Combien de temps faudra-t-il cependant pour rétablir la paix en Ukraine et la stabilité en Europe? Je pense que nous devons agir sur la base de trois postulats. Premièrement, nous devons considérer qu’il s’agit d’une guerre menée par une ancienne métropole impériale contre ce qu’elle considère comme une colonie rebelle. L’histoire nous enseigne que plusieurs décennies sont généralement nécessaires à la fin des guerres coloniales. Toute durée inférieure pourra être considérée comme un bonus.
Deuxièmement, nous devons comprendre la chose suivante : pour que le pays envahisseur commence à négocier de bonne foi, il devra être arrivé à la conclusion que l’invasion était une erreur. Il lui faudra avoir constaté un coût de la guerre (ainsi que du maintien de l’emprise sur une ancienne colonie) supérieur aux avantages potentiellement tirés de cette colonie. Troisièmement, et compte tenu de ce qui précède, nous devons garder à l’esprit que les guerres coloniales ont généralement pris fin en présence d’un casting de dirigeants différent de celui qui les avait initiées.

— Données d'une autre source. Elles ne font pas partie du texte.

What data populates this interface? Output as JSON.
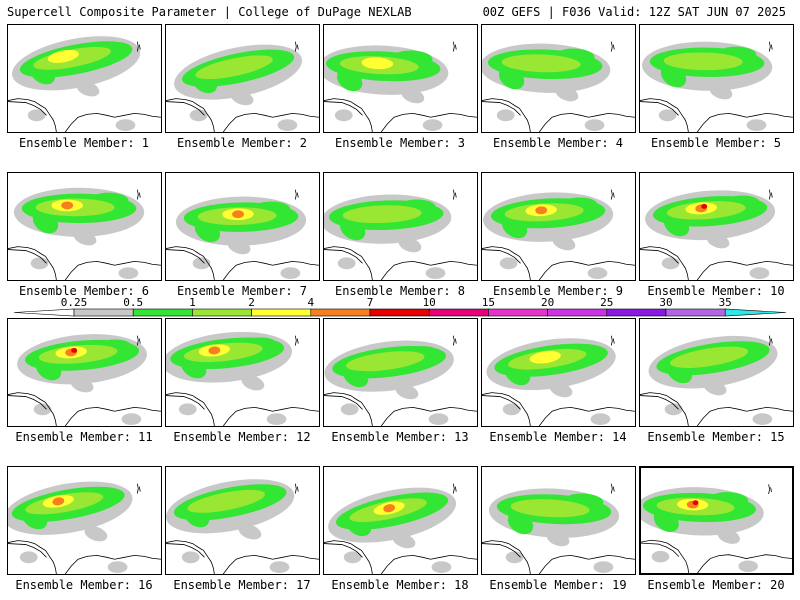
{
  "header": {
    "title_left": "Supercell Composite Parameter | College of DuPage NEXLAB",
    "title_right": "00Z GEFS | F036 Valid: 12Z SAT JUN 07 2025"
  },
  "member_label_prefix": "Ensemble Member: ",
  "members": [
    {
      "id": "1",
      "intensity": 3
    },
    {
      "id": "2",
      "intensity": 2
    },
    {
      "id": "3",
      "intensity": 3
    },
    {
      "id": "4",
      "intensity": 2
    },
    {
      "id": "5",
      "intensity": 2
    },
    {
      "id": "6",
      "intensity": 4
    },
    {
      "id": "7",
      "intensity": 4
    },
    {
      "id": "8",
      "intensity": 2
    },
    {
      "id": "9",
      "intensity": 4
    },
    {
      "id": "10",
      "intensity": 5
    },
    {
      "id": "11",
      "intensity": 5
    },
    {
      "id": "12",
      "intensity": 4
    },
    {
      "id": "13",
      "intensity": 2
    },
    {
      "id": "14",
      "intensity": 3
    },
    {
      "id": "15",
      "intensity": 2
    },
    {
      "id": "16",
      "intensity": 4
    },
    {
      "id": "17",
      "intensity": 2
    },
    {
      "id": "18",
      "intensity": 4
    },
    {
      "id": "19",
      "intensity": 2
    },
    {
      "id": "20",
      "intensity": 5,
      "selected": true
    }
  ],
  "colorbar": {
    "labels": [
      "0.25",
      "0.5",
      "1",
      "2",
      "4",
      "7",
      "10",
      "15",
      "20",
      "25",
      "30",
      "35"
    ],
    "colors": [
      "#c8c8c8",
      "#33e633",
      "#99e633",
      "#ffff33",
      "#f77f1f",
      "#e60000",
      "#e6007a",
      "#e633cc",
      "#cc33e6",
      "#8a19e6",
      "#b266e6",
      "#33e6e6"
    ]
  },
  "legend_colors": {
    "map_line": "#000000",
    "gray": "#c8c8c8",
    "green": "#33e633",
    "lightgreen": "#99e633",
    "yellow": "#ffff33",
    "orange": "#f77f1f",
    "red": "#e60000"
  }
}
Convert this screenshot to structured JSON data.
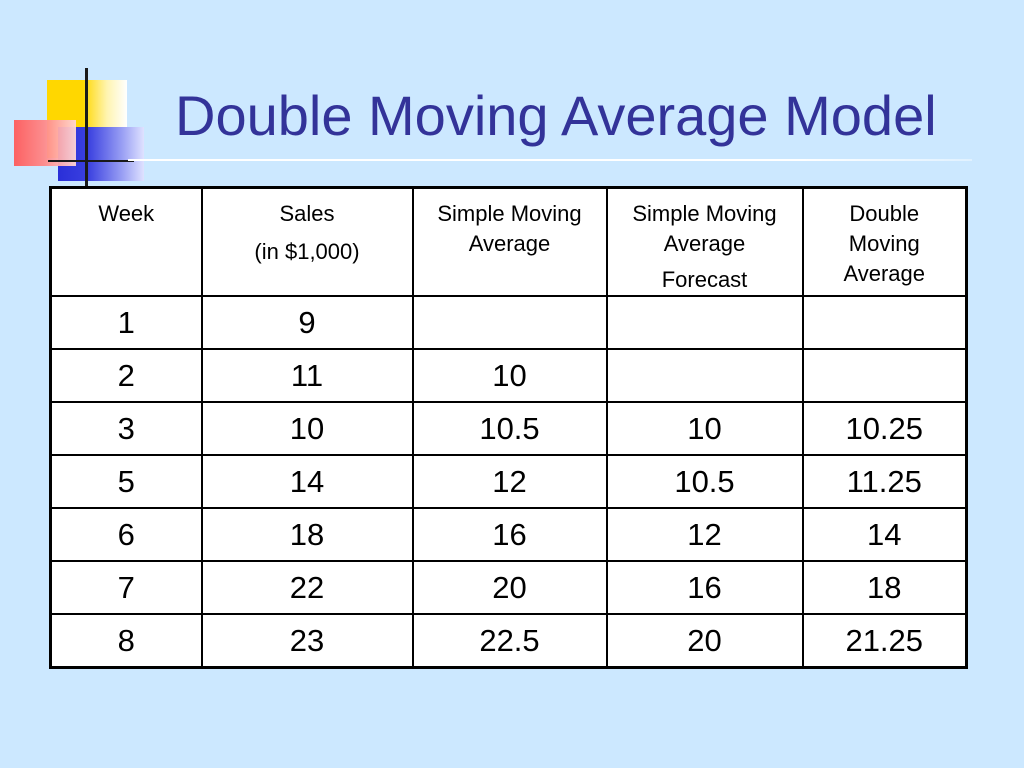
{
  "title": "Double Moving Average Model",
  "table": {
    "headers": [
      [
        "Week"
      ],
      [
        "Sales",
        "(in $1,000)"
      ],
      [
        "Simple Moving",
        "Average"
      ],
      [
        "Simple Moving",
        "Average",
        "Forecast"
      ],
      [
        "Double",
        "Moving",
        "Average"
      ]
    ],
    "rows": [
      [
        "1",
        "9",
        "",
        "",
        ""
      ],
      [
        "2",
        "11",
        "10",
        "",
        ""
      ],
      [
        "3",
        "10",
        "10.5",
        "10",
        "10.25"
      ],
      [
        "5",
        "14",
        "12",
        "10.5",
        "11.25"
      ],
      [
        "6",
        "18",
        "16",
        "12",
        "14"
      ],
      [
        "7",
        "22",
        "20",
        "16",
        "18"
      ],
      [
        "8",
        "23",
        "22.5",
        "20",
        "21.25"
      ]
    ]
  },
  "colors": {
    "background": "#cce8ff",
    "title": "#333399"
  }
}
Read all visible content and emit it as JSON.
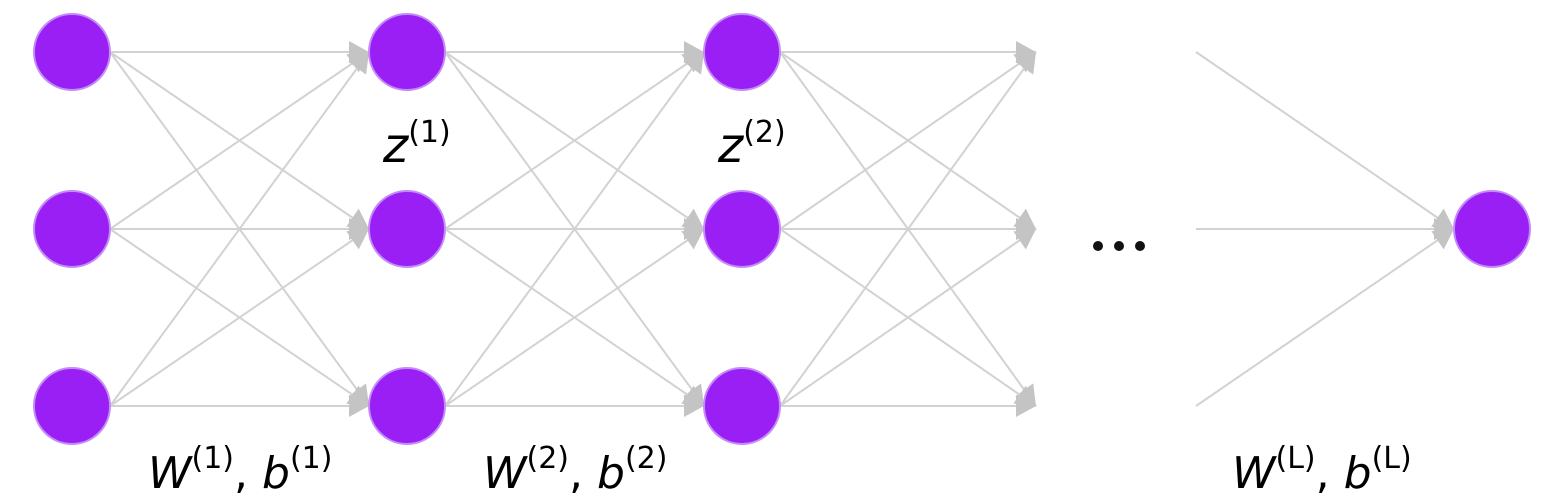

Oui, le renforcement des capacités européennes de défense, en parallèle d’un soutien à l’Ukraine, coûtera de l’argent. Depuis le début de la guerre d’agression russe en Ukraine, l’UE et ses Etats membres ont fourni plus de 165 milliards de dollars pour soutenir l’Ukraine et sa population. Certes significatif, ce montant demeure inférieur à 1% du PIB combiné des États membres de l’UE (qui s’élève à environ 19’000 milliards de dollars). Nous pouvons incontestablement accomplir davantage.
Dans le renforcement des capacités européennes de défense, nous ne devons pas perdre de vue la nature de notre démarche: nous agissons pour notre propre sécurité, non pas pour mettre à mal les relations transatlantiques, mais pour les améliorer. Afin d’éviter un dilemme stratégique, nous, les Européens, devons être capables d’aider les Etats-Unis à défendre leurs alliés, en assumant notre juste part du fardeau de la sécurité.